Healthy food choices for picky preteen

I have a 12 year old daughter who is very picky about what she eats. She won't try anything new, and I am at a loss for what to feed her. What would be some of the best foods for her to eat, nutritionally speaking? She does like to eat fruit, some meat, but does not like to eat breakfast. Thanks for your help -- I've tried almost everything.



Sue Gilbert

Sue Gilbert works as a consulting nutritionist. For many years she worked with Earth's Best Organic Baby Food, integrating nutrition and... Read more

Dear Paula,

I think you have asked a great question. For many parents out there with picky eaters, you need to choose your battles carefully. Which foods will you really need to push, and which can you lay back on? That brings up the question of which foods are THE most important. Well, as you probably know, nutritionists are always touting the merits of VARIETY because there is no such thing as one miracle food. Still, at different stages of development some nutrients play more important roles than others. For example, a thirty year old male doesn't have the need for iron that an infant does.

For any child, it is important to get some food from each of the food pyramid groups every day. That's because, for the most part, nutrients aren't shared between them. One group will be high in one nutrient, and another will be strong in something else. For example, the milk group is higher in calcium than any other group, and the fruits and vegetables are higher in vitamin C than the milk, grain or meat group. (You can safely mix the fruit and vegetables into one group because they do tend to share the same nutrients.) Print out a copy of the food pyramid to refer to.

To ensure that your daughter is getting all the vitamins and minerals she needs every day, she should take a multivitamin supplement. A supplement for women would be a good choice, since it contains extra iron and calcium. Ideally, your daughter would get all of her nutrients from food. That's because there are synergistic effects of foods and nutrients that we still don't understand completely. This synergy can't be found in a vitamin pill because the nutrients have been isolated. Therefore, even if your daughter is taking a supplement, don't get complacent about encouraging a variety of food.

Along with the supplement, there are some foods/nutrients you should be particularly sure that your daughter gets plenty of. A twelve year old girl is going through a period of rapid growth and development.

1) Adequate protein is essential. She needs about 46 grams a day. Because she eats meat, you probably don't need to be too concerned. Meeting protein requirements are easy because protein is found not only in the meat group,but also in the dairy group, and to a lesser extent in the vegetable group.

2) Another important nutrient is iron. If she hasn't already, your daughter will soon be starting to menstruate. This monthly loss of blood heightens her need for iron. That need for iron is coupled by an increased need, due to the expanding blood volume associated with growth.

3)Optimal growth requires adequate calories. Be sure to monitor her weight and height to be sure she is getting the calories she needs.

4)Calcium is essential for her bone growth. Forty to forty-five percent of an adults skeleton is built during the teen years. Your daughter should be getting 1200 milligrams of calcium each day. That's equal to four glasses of milk or the equivalent. Substitute yogurt, cheese or calcium fortified juices and cereals if milk is not preferred.

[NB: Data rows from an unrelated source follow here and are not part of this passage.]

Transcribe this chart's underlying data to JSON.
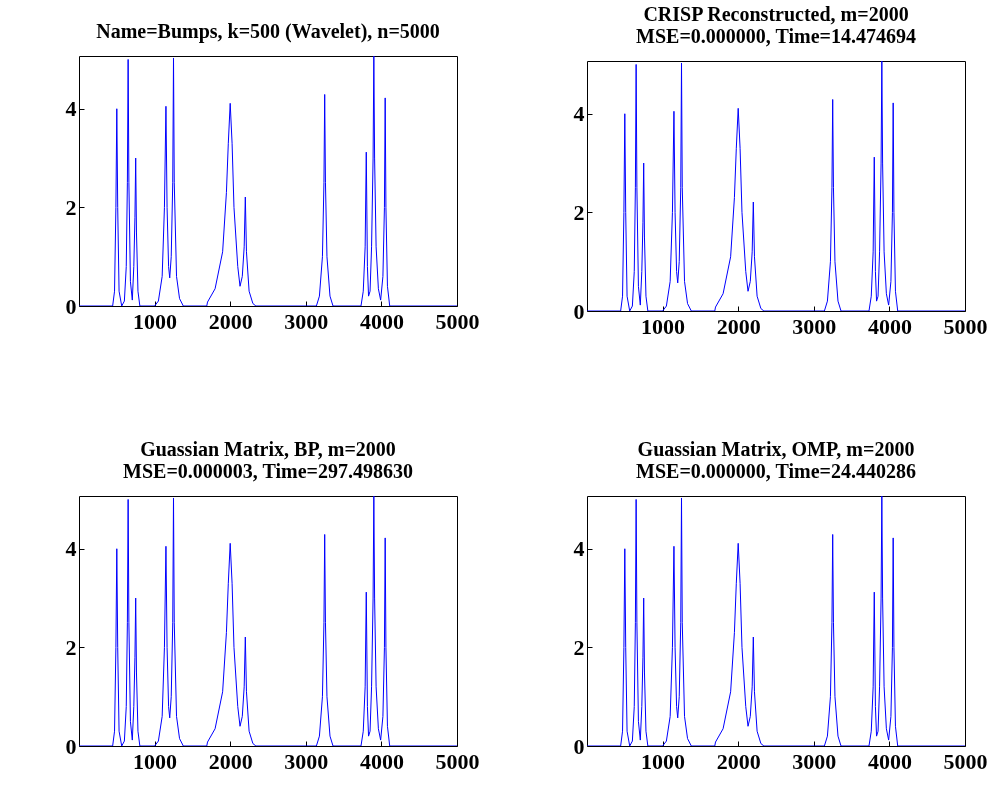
{
  "chart_data": [
    {
      "type": "line",
      "title": "Name=Bumps, k=500 (Wavelet), n=5000",
      "xlim": [
        0,
        5000
      ],
      "xticks": [
        1000,
        2000,
        3000,
        4000,
        5000
      ],
      "ylim": [
        0,
        5.07
      ],
      "yticks": [
        0,
        2,
        4
      ],
      "grid": false,
      "x": [
        0,
        445,
        470,
        488,
        500,
        512,
        530,
        565,
        600,
        625,
        640,
        650,
        660,
        680,
        705,
        725,
        740,
        750,
        760,
        780,
        805,
        1000,
        1050,
        1100,
        1130,
        1150,
        1165,
        1185,
        1200,
        1220,
        1240,
        1250,
        1260,
        1290,
        1330,
        1380,
        1690,
        1700,
        1800,
        1900,
        1950,
        1975,
        2000,
        2025,
        2050,
        2100,
        2130,
        2160,
        2185,
        2200,
        2215,
        2250,
        2300,
        2340,
        3140,
        3180,
        3220,
        3240,
        3250,
        3260,
        3280,
        3320,
        3360,
        3730,
        3760,
        3785,
        3800,
        3815,
        3830,
        3850,
        3870,
        3890,
        3900,
        3910,
        3930,
        3960,
        3990,
        4020,
        4040,
        4050,
        4060,
        4080,
        4110,
        5000
      ],
      "series": [
        {
          "color": "#0000ff",
          "values": [
            0,
            0,
            0.3,
            2.0,
            4.0,
            2.0,
            0.3,
            0,
            0.1,
            0.8,
            2.5,
            5.0,
            2.5,
            0.5,
            0.12,
            0.8,
            1.8,
            3.0,
            1.5,
            0.3,
            0,
            0,
            0.1,
            0.6,
            2.0,
            4.05,
            2.0,
            0.8,
            0.57,
            1.0,
            2.5,
            5.03,
            2.5,
            0.6,
            0.15,
            0,
            0,
            0.08,
            0.35,
            1.1,
            2.3,
            3.3,
            4.11,
            3.3,
            2.0,
            0.8,
            0.4,
            0.6,
            1.2,
            2.21,
            1.1,
            0.3,
            0.05,
            0,
            0,
            0.2,
            1.0,
            2.5,
            4.29,
            2.5,
            1.0,
            0.2,
            0,
            0,
            0.3,
            1.2,
            3.12,
            0.8,
            0.2,
            0.3,
            1.2,
            3.0,
            5.07,
            3.0,
            1.2,
            0.35,
            0.12,
            0.6,
            2.0,
            4.22,
            2.0,
            0.4,
            0,
            0
          ]
        }
      ]
    },
    {
      "type": "line",
      "title": "CRISP Reconstructed, m=2000",
      "subtitle": "MSE=0.000000, Time=14.474694",
      "xlim": [
        0,
        5000
      ],
      "xticks": [
        1000,
        2000,
        3000,
        4000,
        5000
      ],
      "ylim": [
        0,
        5.07
      ],
      "yticks": [
        0,
        2,
        4
      ],
      "grid": false,
      "x": [
        0,
        445,
        470,
        488,
        500,
        512,
        530,
        565,
        600,
        625,
        640,
        650,
        660,
        680,
        705,
        725,
        740,
        750,
        760,
        780,
        805,
        1000,
        1050,
        1100,
        1130,
        1150,
        1165,
        1185,
        1200,
        1220,
        1240,
        1250,
        1260,
        1290,
        1330,
        1380,
        1690,
        1700,
        1800,
        1900,
        1950,
        1975,
        2000,
        2025,
        2050,
        2100,
        2130,
        2160,
        2185,
        2200,
        2215,
        2250,
        2300,
        2340,
        3140,
        3180,
        3220,
        3240,
        3250,
        3260,
        3280,
        3320,
        3360,
        3730,
        3760,
        3785,
        3800,
        3815,
        3830,
        3850,
        3870,
        3890,
        3900,
        3910,
        3930,
        3960,
        3990,
        4020,
        4040,
        4050,
        4060,
        4080,
        4110,
        5000
      ],
      "series": [
        {
          "color": "#0000ff",
          "values": [
            0,
            0,
            0.3,
            2.0,
            4.0,
            2.0,
            0.3,
            0,
            0.1,
            0.8,
            2.5,
            5.0,
            2.5,
            0.5,
            0.12,
            0.8,
            1.8,
            3.0,
            1.5,
            0.3,
            0,
            0,
            0.1,
            0.6,
            2.0,
            4.05,
            2.0,
            0.8,
            0.57,
            1.0,
            2.5,
            5.03,
            2.5,
            0.6,
            0.15,
            0,
            0,
            0.08,
            0.35,
            1.1,
            2.3,
            3.3,
            4.11,
            3.3,
            2.0,
            0.8,
            0.4,
            0.6,
            1.2,
            2.21,
            1.1,
            0.3,
            0.05,
            0,
            0,
            0.2,
            1.0,
            2.5,
            4.29,
            2.5,
            1.0,
            0.2,
            0,
            0,
            0.3,
            1.2,
            3.12,
            0.8,
            0.2,
            0.3,
            1.2,
            3.0,
            5.07,
            3.0,
            1.2,
            0.35,
            0.12,
            0.6,
            2.0,
            4.22,
            2.0,
            0.4,
            0,
            0
          ]
        }
      ]
    },
    {
      "type": "line",
      "title": "Guassian Matrix, BP, m=2000",
      "subtitle": "MSE=0.000003, Time=297.498630",
      "xlim": [
        0,
        5000
      ],
      "xticks": [
        1000,
        2000,
        3000,
        4000,
        5000
      ],
      "ylim": [
        0,
        5.07
      ],
      "yticks": [
        0,
        2,
        4
      ],
      "grid": false,
      "x": [
        0,
        445,
        470,
        488,
        500,
        512,
        530,
        565,
        600,
        625,
        640,
        650,
        660,
        680,
        705,
        725,
        740,
        750,
        760,
        780,
        805,
        1000,
        1050,
        1100,
        1130,
        1150,
        1165,
        1185,
        1200,
        1220,
        1240,
        1250,
        1260,
        1290,
        1330,
        1380,
        1690,
        1700,
        1800,
        1900,
        1950,
        1975,
        2000,
        2025,
        2050,
        2100,
        2130,
        2160,
        2185,
        2200,
        2215,
        2250,
        2300,
        2340,
        3140,
        3180,
        3220,
        3240,
        3250,
        3260,
        3280,
        3320,
        3360,
        3730,
        3760,
        3785,
        3800,
        3815,
        3830,
        3850,
        3870,
        3890,
        3900,
        3910,
        3930,
        3960,
        3990,
        4020,
        4040,
        4050,
        4060,
        4080,
        4110,
        5000
      ],
      "series": [
        {
          "color": "#0000ff",
          "values": [
            0,
            0,
            0.3,
            2.0,
            4.0,
            2.0,
            0.3,
            0,
            0.1,
            0.8,
            2.5,
            5.0,
            2.5,
            0.5,
            0.12,
            0.8,
            1.8,
            3.0,
            1.5,
            0.3,
            0,
            0,
            0.1,
            0.6,
            2.0,
            4.05,
            2.0,
            0.8,
            0.57,
            1.0,
            2.5,
            5.03,
            2.5,
            0.6,
            0.15,
            0,
            0,
            0.08,
            0.35,
            1.1,
            2.3,
            3.3,
            4.11,
            3.3,
            2.0,
            0.8,
            0.4,
            0.6,
            1.2,
            2.21,
            1.1,
            0.3,
            0.05,
            0,
            0,
            0.2,
            1.0,
            2.5,
            4.29,
            2.5,
            1.0,
            0.2,
            0,
            0,
            0.3,
            1.2,
            3.12,
            0.8,
            0.2,
            0.3,
            1.2,
            3.0,
            5.07,
            3.0,
            1.2,
            0.35,
            0.12,
            0.6,
            2.0,
            4.22,
            2.0,
            0.4,
            0,
            0
          ]
        }
      ]
    },
    {
      "type": "line",
      "title": "Guassian Matrix, OMP, m=2000",
      "subtitle": "MSE=0.000000, Time=24.440286",
      "xlim": [
        0,
        5000
      ],
      "xticks": [
        1000,
        2000,
        3000,
        4000,
        5000
      ],
      "ylim": [
        0,
        5.07
      ],
      "yticks": [
        0,
        2,
        4
      ],
      "grid": false,
      "x": [
        0,
        445,
        470,
        488,
        500,
        512,
        530,
        565,
        600,
        625,
        640,
        650,
        660,
        680,
        705,
        725,
        740,
        750,
        760,
        780,
        805,
        1000,
        1050,
        1100,
        1130,
        1150,
        1165,
        1185,
        1200,
        1220,
        1240,
        1250,
        1260,
        1290,
        1330,
        1380,
        1690,
        1700,
        1800,
        1900,
        1950,
        1975,
        2000,
        2025,
        2050,
        2100,
        2130,
        2160,
        2185,
        2200,
        2215,
        2250,
        2300,
        2340,
        3140,
        3180,
        3220,
        3240,
        3250,
        3260,
        3280,
        3320,
        3360,
        3730,
        3760,
        3785,
        3800,
        3815,
        3830,
        3850,
        3870,
        3890,
        3900,
        3910,
        3930,
        3960,
        3990,
        4020,
        4040,
        4050,
        4060,
        4080,
        4110,
        5000
      ],
      "series": [
        {
          "color": "#0000ff",
          "values": [
            0,
            0,
            0.3,
            2.0,
            4.0,
            2.0,
            0.3,
            0,
            0.1,
            0.8,
            2.5,
            5.0,
            2.5,
            0.5,
            0.12,
            0.8,
            1.8,
            3.0,
            1.5,
            0.3,
            0,
            0,
            0.1,
            0.6,
            2.0,
            4.05,
            2.0,
            0.8,
            0.57,
            1.0,
            2.5,
            5.03,
            2.5,
            0.6,
            0.15,
            0,
            0,
            0.08,
            0.35,
            1.1,
            2.3,
            3.3,
            4.11,
            3.3,
            2.0,
            0.8,
            0.4,
            0.6,
            1.2,
            2.21,
            1.1,
            0.3,
            0.05,
            0,
            0,
            0.2,
            1.0,
            2.5,
            4.29,
            2.5,
            1.0,
            0.2,
            0,
            0,
            0.3,
            1.2,
            3.12,
            0.8,
            0.2,
            0.3,
            1.2,
            3.0,
            5.07,
            3.0,
            1.2,
            0.35,
            0.12,
            0.6,
            2.0,
            4.22,
            2.0,
            0.4,
            0,
            0
          ]
        }
      ]
    }
  ]
}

5) Teen girls tend to be deficient in folate. It is a B vitamin needed for cell division. Folate is high in dark green leafy vegetables, seeds, beans, and orange juice.

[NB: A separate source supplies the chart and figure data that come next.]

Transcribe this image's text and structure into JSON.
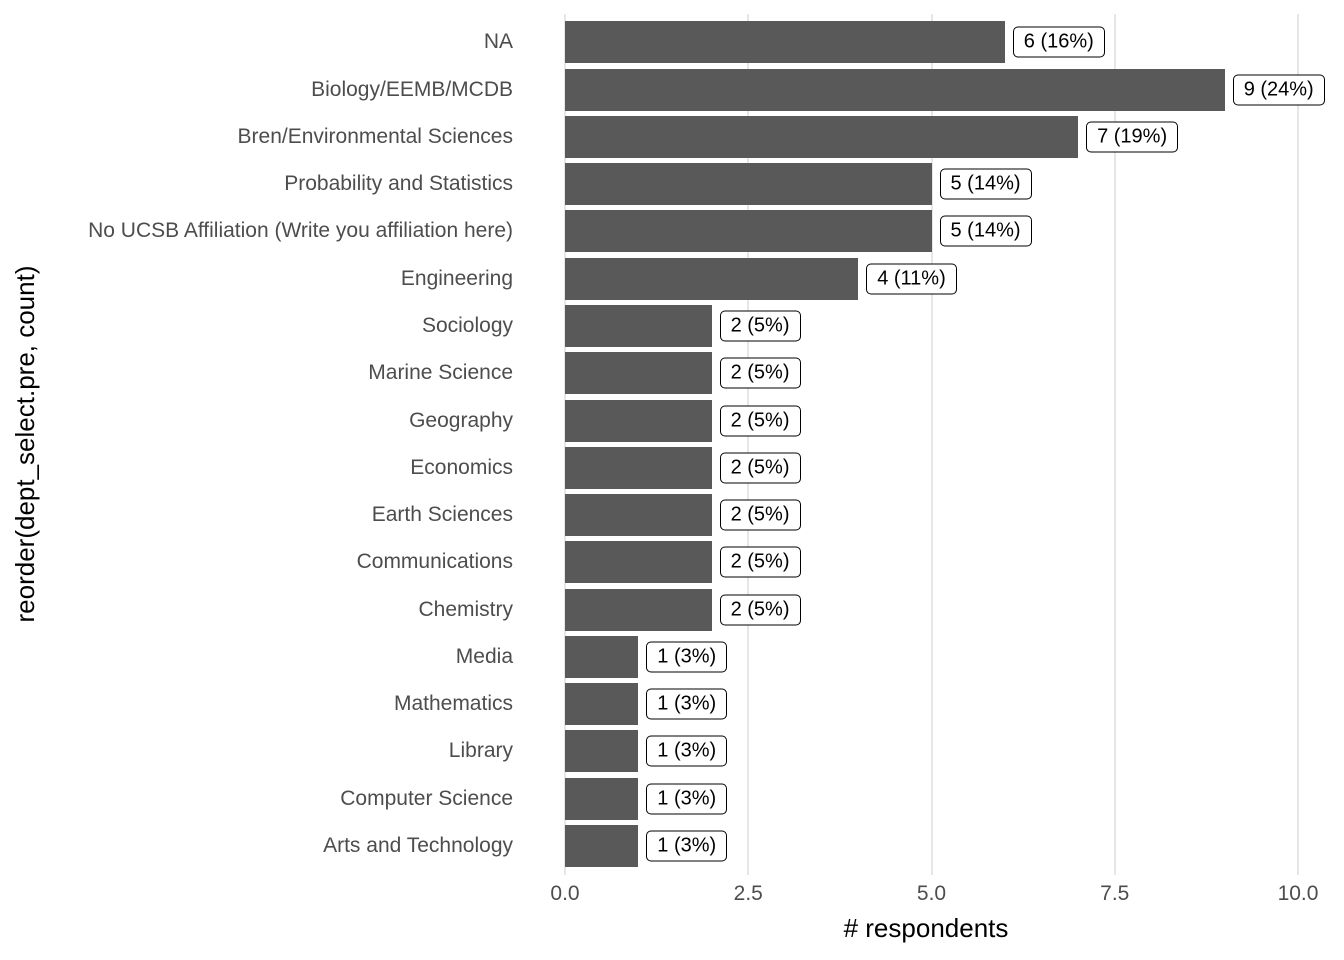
{
  "chart_data": {
    "type": "bar",
    "orientation": "horizontal",
    "title": "",
    "xlabel": "# respondents",
    "ylabel": "reorder(dept_select.pre, count)",
    "categories": [
      "NA",
      "Biology/EEMB/MCDB",
      "Bren/Environmental Sciences",
      "Probability and Statistics",
      "No UCSB Affiliation (Write you affiliation here)",
      "Engineering",
      "Sociology",
      "Marine Science",
      "Geography",
      "Economics",
      "Earth Sciences",
      "Communications",
      "Chemistry",
      "Media",
      "Mathematics",
      "Library",
      "Computer Science",
      "Arts and Technology"
    ],
    "values": [
      6,
      9,
      7,
      5,
      5,
      4,
      2,
      2,
      2,
      2,
      2,
      2,
      2,
      1,
      1,
      1,
      1,
      1
    ],
    "bar_labels": [
      "6 (16%)",
      "9 (24%)",
      "7 (19%)",
      "5 (14%)",
      "5 (14%)",
      "4 (11%)",
      "2 (5%)",
      "2 (5%)",
      "2 (5%)",
      "2 (5%)",
      "2 (5%)",
      "2 (5%)",
      "2 (5%)",
      "1 (3%)",
      "1 (3%)",
      "1 (3%)",
      "1 (3%)",
      "1 (3%)"
    ],
    "x_ticks": [
      0.0,
      2.5,
      5.0,
      7.5,
      10.0
    ],
    "x_tick_labels": [
      "0.0",
      "2.5",
      "5.0",
      "7.5",
      "10.0"
    ],
    "xlim": [
      0,
      10.2
    ],
    "grid": "major-x-only",
    "legend": "none",
    "bar_color": "#595959",
    "grid_color": "#E6E6E6",
    "axis_text_color": "#4D4D4D",
    "label_box": {
      "fill": "#FFFFFF",
      "border": "#000000",
      "text": "#000000"
    },
    "background": "#FFFFFF"
  }
}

From a tactical standpoint, it is best not to pay much attention to the pickiness. Many preteens are very finicky eaters. Encourage eating a variety of foods, but don't make an issue out of it. Allow her to skip breakfast in favor of a mid-morning snack. It is often hard for some kids to eat in the morning, despite the importance of doing so. See if you can pack a healthy mid-morning snack into her backpack for school, such as a homemade muffin or granola bar.

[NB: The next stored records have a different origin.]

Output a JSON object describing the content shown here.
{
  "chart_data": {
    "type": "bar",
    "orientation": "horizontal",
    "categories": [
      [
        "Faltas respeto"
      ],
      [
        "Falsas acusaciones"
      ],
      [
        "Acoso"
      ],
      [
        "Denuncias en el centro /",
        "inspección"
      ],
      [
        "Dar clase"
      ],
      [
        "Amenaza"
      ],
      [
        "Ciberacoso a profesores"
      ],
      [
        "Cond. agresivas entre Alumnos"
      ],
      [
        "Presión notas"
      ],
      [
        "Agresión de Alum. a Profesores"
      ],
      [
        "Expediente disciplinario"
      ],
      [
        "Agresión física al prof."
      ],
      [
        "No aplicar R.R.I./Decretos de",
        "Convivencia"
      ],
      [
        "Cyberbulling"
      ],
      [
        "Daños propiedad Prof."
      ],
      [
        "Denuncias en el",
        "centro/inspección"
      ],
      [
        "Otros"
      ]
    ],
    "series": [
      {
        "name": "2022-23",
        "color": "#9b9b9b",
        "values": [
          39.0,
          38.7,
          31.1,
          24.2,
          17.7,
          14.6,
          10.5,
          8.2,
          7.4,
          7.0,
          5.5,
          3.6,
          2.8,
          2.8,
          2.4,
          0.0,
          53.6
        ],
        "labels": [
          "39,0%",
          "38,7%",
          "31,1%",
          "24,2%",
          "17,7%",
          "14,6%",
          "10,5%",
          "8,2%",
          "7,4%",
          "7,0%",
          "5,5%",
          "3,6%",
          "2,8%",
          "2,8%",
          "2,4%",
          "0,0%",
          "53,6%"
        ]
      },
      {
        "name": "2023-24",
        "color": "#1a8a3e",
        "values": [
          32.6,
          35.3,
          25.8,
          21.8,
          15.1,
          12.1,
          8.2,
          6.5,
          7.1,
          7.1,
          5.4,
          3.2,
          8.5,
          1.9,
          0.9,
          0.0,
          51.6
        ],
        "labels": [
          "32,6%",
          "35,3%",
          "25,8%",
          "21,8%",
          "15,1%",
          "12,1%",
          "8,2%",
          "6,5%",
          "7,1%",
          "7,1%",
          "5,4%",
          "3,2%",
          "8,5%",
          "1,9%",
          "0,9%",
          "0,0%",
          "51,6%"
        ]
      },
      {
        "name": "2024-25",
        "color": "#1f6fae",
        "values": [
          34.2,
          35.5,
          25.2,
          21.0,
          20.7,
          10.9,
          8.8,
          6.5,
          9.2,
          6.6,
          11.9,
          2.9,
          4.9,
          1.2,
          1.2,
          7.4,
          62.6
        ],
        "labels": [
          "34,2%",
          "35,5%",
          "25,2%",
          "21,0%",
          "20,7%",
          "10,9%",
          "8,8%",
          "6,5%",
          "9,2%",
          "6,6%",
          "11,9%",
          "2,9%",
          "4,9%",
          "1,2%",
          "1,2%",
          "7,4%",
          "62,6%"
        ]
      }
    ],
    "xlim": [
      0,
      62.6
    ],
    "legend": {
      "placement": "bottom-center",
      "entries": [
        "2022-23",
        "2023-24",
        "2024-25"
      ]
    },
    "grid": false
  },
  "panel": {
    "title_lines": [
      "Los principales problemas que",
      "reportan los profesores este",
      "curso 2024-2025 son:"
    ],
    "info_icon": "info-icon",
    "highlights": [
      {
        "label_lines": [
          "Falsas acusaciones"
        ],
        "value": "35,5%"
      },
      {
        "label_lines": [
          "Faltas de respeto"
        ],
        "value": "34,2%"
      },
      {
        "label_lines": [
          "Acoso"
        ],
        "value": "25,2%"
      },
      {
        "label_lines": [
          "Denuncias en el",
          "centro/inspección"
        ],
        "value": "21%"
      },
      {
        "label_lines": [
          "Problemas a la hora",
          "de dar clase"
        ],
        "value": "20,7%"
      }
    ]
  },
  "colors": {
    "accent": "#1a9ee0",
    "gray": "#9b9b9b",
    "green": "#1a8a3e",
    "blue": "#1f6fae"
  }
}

Thank you for your important question. I also have a twelve year old, so I understand how difficult it can be. I operate with the attitude of just being grateful for getting whatever healthy foods that I can into him, and then not worry about what we didn't achieve or about the soda and fries that may have passed his lips. We eat meals together and we always have a healthy variety of fresh foods, so the example is always before him. It is a constant challenge, but one that is worth meeting.